Estos últimos doce meses han sido realmente anómalos en cuanto a los registros de las temperaturas. Una modificación de los valores normales que no ha sido tan pronunciada en el caso de las precipitaciones. Aunque parezca increíble, en este periodo ha llovido menos de lo habitual, es decir, por debajo de la media. Entre junio de 2015 y mayo de 2016 se contabilizaron 520 litros por metro cuadrado, 19 menos que la cifra que señala como normal los datos de la serie histórica. Una desviación poco relevante si no fuera porque casi una cuarta parte de esa cantidad se registró solo durante los primeros diez días del último mayo.

Lo cierto es que el resto del año apenas llovió. Los meses de junio, julio y agosto del pasado año sumaron 1,2 litros, un registro, eso sí, dentro de lo habitual por esas fechas. Más preocupante fue lo ocurrido durante el mes de septiembre, en el que tradicionalmente los embalses suelen recuperar el déficit de los meses de verano. No fue así en 2015, con solo 13,2 litros recogidos. Una cifra que motivó que la Agencia Estatal de Meteorología lo calificara como «seco». También lo fueron noviembre (45,2 litros) y diciembre (18,6 litros). Solo se salvó de estos datos negativos el mes de octubre, con 125,5 litros por metro cuadrado, el doble de la media habitual en ese periodo del año.

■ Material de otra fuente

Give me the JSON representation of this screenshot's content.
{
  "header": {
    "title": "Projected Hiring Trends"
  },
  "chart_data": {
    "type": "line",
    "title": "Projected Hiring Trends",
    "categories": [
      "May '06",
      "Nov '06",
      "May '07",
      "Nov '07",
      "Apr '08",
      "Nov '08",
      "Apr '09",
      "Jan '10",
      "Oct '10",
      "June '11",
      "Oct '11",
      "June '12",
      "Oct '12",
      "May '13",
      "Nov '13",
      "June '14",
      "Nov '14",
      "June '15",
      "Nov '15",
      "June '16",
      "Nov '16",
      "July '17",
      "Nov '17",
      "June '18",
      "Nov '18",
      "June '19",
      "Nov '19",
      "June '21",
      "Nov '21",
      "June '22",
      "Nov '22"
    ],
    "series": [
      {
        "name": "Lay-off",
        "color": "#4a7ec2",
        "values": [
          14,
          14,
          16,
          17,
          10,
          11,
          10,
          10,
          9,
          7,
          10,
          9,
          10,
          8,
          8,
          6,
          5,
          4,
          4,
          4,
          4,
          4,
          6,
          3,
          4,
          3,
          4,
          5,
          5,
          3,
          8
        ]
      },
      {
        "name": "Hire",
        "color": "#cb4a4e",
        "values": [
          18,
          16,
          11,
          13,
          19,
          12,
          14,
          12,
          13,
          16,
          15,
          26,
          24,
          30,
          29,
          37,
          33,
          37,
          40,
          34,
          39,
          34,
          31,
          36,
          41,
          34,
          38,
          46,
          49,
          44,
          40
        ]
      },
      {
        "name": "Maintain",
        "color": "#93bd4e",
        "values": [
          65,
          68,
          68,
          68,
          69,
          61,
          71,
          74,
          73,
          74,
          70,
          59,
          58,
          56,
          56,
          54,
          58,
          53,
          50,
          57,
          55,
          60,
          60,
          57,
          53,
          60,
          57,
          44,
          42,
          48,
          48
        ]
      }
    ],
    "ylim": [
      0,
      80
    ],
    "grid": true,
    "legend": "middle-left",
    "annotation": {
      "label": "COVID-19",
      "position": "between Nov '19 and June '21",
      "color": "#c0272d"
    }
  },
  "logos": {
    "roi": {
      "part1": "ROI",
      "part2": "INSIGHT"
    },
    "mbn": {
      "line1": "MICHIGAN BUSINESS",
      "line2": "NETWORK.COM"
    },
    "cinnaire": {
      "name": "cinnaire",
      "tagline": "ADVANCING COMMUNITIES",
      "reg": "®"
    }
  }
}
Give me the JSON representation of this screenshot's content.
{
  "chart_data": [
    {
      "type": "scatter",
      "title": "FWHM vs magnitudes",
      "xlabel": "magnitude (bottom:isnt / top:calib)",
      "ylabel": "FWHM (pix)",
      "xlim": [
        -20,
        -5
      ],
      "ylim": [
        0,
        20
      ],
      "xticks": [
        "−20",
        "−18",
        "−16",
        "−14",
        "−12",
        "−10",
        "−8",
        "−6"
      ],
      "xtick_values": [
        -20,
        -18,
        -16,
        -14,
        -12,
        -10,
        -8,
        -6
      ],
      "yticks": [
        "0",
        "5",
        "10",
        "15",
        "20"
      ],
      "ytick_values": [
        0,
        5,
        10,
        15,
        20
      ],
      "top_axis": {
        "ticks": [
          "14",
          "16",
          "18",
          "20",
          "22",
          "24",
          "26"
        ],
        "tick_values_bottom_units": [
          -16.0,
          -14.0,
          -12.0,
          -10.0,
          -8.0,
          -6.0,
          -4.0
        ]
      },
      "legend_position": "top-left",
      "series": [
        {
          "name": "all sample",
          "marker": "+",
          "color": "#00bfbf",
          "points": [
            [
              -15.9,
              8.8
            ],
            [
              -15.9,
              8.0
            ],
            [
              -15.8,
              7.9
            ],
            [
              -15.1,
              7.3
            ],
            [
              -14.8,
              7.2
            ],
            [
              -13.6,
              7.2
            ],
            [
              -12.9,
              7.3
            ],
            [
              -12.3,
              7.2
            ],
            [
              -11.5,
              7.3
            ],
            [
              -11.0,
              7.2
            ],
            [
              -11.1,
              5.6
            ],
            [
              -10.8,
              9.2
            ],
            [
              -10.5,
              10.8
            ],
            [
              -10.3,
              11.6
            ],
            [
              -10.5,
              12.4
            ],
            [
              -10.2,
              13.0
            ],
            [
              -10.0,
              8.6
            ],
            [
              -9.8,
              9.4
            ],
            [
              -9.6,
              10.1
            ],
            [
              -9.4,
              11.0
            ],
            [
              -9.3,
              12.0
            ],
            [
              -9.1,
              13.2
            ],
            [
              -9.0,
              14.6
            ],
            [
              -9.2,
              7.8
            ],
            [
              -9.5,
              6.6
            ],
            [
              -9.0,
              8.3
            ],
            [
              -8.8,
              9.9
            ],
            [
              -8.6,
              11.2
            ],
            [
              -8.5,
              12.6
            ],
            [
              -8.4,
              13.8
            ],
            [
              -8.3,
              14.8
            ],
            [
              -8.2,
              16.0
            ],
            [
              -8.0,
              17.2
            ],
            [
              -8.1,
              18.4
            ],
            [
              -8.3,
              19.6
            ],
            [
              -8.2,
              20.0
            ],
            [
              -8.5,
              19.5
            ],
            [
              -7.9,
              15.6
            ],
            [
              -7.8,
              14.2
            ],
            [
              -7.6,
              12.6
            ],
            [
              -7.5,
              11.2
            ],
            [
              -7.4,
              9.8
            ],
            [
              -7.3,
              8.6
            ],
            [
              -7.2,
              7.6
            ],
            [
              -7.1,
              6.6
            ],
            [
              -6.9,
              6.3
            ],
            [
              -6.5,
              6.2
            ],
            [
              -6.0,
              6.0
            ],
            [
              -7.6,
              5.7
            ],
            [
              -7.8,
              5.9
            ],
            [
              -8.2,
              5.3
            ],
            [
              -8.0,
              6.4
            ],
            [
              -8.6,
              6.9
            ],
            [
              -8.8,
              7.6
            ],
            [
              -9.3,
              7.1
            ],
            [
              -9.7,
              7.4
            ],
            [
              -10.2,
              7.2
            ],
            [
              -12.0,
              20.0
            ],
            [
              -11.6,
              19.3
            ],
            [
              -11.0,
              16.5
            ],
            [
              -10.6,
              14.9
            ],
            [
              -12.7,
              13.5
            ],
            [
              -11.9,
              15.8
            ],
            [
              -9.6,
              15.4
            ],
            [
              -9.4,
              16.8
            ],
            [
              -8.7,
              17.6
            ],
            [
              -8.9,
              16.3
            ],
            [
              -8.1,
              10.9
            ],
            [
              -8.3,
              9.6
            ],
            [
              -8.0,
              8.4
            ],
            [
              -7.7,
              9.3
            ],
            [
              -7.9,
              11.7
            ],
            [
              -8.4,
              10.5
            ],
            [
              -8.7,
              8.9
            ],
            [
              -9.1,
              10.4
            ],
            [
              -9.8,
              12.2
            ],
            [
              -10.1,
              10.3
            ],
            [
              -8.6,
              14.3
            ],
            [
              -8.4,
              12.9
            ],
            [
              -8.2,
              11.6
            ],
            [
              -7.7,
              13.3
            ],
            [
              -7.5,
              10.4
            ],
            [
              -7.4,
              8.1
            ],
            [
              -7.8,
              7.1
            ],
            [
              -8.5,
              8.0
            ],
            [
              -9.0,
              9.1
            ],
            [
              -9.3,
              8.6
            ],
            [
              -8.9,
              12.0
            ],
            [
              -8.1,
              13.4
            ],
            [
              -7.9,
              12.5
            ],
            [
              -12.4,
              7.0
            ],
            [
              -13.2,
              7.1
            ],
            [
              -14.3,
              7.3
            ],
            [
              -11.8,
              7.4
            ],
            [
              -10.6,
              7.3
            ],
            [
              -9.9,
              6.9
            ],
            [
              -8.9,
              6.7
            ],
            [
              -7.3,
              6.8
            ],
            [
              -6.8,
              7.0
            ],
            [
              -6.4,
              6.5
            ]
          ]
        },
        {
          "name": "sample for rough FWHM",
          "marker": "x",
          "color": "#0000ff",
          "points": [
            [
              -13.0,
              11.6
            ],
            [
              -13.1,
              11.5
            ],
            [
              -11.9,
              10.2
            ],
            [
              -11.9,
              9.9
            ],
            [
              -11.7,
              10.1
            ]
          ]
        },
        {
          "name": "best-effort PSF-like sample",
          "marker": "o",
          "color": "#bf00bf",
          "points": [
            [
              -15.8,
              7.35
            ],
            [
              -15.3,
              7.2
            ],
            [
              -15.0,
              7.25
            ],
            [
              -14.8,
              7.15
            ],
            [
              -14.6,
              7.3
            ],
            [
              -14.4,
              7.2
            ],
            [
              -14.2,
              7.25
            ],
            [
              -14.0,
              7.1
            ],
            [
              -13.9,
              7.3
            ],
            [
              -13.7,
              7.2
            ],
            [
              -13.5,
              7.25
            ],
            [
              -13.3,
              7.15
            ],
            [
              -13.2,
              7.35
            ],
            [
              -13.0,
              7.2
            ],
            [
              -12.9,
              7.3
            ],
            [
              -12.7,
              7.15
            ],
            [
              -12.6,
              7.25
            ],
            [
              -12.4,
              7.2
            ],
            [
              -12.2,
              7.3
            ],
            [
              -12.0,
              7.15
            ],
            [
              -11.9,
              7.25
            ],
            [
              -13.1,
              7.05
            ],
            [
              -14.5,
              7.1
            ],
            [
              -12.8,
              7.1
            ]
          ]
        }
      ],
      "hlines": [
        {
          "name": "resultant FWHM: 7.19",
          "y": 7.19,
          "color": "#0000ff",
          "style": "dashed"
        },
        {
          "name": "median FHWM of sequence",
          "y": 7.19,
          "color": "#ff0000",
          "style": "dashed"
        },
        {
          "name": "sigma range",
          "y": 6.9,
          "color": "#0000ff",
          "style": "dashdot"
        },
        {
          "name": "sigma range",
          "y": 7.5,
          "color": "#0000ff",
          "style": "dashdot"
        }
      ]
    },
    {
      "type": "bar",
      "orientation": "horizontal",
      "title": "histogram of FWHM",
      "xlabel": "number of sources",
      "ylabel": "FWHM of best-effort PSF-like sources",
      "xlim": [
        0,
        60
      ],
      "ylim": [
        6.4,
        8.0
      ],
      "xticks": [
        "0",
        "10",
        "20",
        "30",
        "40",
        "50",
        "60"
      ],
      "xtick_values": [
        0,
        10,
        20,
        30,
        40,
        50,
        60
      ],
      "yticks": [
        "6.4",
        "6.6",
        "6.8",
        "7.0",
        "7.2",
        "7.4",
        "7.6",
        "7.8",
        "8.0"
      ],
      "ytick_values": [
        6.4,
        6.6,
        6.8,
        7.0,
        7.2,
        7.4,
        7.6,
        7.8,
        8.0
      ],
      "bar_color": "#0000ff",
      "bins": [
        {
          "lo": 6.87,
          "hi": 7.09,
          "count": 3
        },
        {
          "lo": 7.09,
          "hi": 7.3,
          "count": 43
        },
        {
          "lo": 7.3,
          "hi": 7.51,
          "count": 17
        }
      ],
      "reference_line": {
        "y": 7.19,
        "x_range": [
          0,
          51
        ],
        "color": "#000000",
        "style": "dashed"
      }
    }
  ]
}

Una situación que se revirtió en lo que va de año. En enero y febrero llovió lo «normal», con 50,4 y 27,3 litros respectivamente. Lo mismo que en lo que llevamos de primavera, con un abril que sí ha sido especialmente húmedo. Basta con recordar la última Feria pasada por agua. Con mayo al frente de todos los récords, lo meses que se avecinan parecen dispuestos a mantener la tendencia. Preparen el abanico y, por si acaso, no extravíen el paraguas.